Les dernières mesures adoptées par l’empereur contre l’Angleterre furent sur le point de toucher le but poursuivi par lui avec tant d’ardeur. Pour la première fois, la prospérité de son ennemie fut sérieusement ébranlée dans ses vieilles bases. La production, faute de travail, fut partout arrêtée : les magasins s’engorgèrent ; le change baissa d’une manière effrayante ; les banqueroutes se multiplièrent ; presque toute la population ouvrière de Manchester, de Birmingham, de Liverpool et de Londres, privée d’ouvrage et de salaires, tomba à la charge des paroisses. La cité de Londres tout entière éleva ses clameurs ; elle accabla de pétitions les deux chambres pour les conjurer de sauver le pays d’une ruine imminente en lui donnant la paix. Dans cette terrible crise nationale, le gouvernement britannique se montra, il faut le dire, admirable d’énergie et de courage ; quand tout tremblait autour de lui, lui seul resta ferme et impassible ; une voie de salut lui restait encore, et, tant qu’elle ne lui serait point fermée, il avait résolu de ne point fléchir.

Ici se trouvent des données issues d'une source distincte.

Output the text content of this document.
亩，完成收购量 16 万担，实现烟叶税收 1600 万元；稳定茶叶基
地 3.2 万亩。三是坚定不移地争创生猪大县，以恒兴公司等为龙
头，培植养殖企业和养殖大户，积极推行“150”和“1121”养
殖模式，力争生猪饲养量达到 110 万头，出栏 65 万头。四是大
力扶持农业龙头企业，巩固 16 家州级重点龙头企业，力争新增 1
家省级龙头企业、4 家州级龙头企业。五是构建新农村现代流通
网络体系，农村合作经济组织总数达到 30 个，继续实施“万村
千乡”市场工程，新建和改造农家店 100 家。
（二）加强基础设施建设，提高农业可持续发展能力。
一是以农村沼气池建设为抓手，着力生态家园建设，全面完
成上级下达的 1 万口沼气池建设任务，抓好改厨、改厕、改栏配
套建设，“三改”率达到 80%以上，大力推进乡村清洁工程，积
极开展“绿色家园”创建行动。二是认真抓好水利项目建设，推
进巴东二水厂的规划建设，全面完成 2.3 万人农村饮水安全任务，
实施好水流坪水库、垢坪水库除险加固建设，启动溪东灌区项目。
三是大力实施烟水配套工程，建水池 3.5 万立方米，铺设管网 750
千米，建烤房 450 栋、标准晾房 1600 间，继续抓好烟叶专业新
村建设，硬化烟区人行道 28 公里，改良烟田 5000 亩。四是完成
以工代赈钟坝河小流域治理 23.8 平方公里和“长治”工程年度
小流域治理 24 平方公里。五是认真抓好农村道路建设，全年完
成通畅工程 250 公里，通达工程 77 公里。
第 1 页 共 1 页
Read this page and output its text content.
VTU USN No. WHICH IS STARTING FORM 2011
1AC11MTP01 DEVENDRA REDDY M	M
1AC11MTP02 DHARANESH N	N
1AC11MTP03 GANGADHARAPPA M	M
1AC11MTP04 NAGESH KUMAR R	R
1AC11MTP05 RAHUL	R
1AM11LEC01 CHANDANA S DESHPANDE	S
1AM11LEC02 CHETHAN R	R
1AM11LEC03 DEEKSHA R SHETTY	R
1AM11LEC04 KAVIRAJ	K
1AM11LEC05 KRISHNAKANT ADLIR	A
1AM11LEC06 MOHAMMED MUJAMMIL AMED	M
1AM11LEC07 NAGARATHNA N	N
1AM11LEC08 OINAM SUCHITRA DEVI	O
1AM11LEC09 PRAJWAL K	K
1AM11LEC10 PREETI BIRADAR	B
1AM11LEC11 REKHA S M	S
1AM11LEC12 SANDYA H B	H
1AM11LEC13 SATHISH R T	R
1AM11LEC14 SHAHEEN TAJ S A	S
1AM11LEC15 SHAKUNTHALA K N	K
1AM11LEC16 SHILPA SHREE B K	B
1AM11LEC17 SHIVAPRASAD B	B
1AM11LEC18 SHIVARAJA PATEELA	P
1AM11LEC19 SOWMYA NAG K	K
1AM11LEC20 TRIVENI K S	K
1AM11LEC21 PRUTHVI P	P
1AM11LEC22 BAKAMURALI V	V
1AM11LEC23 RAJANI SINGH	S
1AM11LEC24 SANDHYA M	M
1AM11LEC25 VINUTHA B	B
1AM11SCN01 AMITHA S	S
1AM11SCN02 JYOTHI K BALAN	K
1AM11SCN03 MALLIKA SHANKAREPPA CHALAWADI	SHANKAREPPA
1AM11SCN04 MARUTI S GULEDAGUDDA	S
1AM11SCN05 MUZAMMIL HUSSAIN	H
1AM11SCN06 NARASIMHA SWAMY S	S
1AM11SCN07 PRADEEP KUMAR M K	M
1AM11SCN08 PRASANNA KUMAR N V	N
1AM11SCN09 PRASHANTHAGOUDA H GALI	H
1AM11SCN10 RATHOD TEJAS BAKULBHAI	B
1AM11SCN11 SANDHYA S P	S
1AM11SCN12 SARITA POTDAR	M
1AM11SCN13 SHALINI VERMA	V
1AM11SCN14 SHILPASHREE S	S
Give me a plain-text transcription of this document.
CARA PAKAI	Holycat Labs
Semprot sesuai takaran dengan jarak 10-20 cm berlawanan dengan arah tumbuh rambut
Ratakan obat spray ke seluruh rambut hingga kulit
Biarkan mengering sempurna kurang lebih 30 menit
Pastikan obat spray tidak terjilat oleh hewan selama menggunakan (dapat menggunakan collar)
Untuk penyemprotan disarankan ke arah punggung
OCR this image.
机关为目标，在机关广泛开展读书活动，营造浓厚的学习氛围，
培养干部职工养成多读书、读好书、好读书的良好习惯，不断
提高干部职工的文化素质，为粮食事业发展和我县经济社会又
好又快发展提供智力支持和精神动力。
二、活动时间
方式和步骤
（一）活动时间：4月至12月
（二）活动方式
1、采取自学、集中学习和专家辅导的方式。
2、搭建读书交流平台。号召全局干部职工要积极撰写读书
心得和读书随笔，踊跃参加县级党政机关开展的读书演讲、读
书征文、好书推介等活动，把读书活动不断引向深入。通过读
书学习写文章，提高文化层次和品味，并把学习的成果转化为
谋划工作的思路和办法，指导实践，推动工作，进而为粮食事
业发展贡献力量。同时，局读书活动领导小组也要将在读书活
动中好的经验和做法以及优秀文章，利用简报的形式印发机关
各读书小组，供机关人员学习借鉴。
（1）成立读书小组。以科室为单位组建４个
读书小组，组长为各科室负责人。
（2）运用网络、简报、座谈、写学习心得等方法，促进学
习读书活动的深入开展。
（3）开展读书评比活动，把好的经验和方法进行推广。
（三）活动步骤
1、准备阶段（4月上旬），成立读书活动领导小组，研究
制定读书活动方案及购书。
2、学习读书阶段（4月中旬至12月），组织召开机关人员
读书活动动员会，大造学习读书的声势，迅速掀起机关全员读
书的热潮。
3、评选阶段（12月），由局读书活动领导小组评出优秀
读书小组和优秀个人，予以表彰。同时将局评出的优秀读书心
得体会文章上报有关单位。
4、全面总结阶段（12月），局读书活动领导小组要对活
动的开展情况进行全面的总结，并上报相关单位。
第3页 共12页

Dans l’esprit de l’alliance de Tilsitt, comme du système continental, tels que les avait conçus l’empereur Napoléon, l’interdiction des ports de la Russie au commerce anglais devait être absolue, s’étendre à tous les genres de produits, aux denrées coloniales aussi bien qu’aux objets manufacturés. La situation et les intérêts de cet empire lui permettaient-ils d’admettre le système avec tous ses développemens, toutes ses exigences ? Les faits allaient répondre.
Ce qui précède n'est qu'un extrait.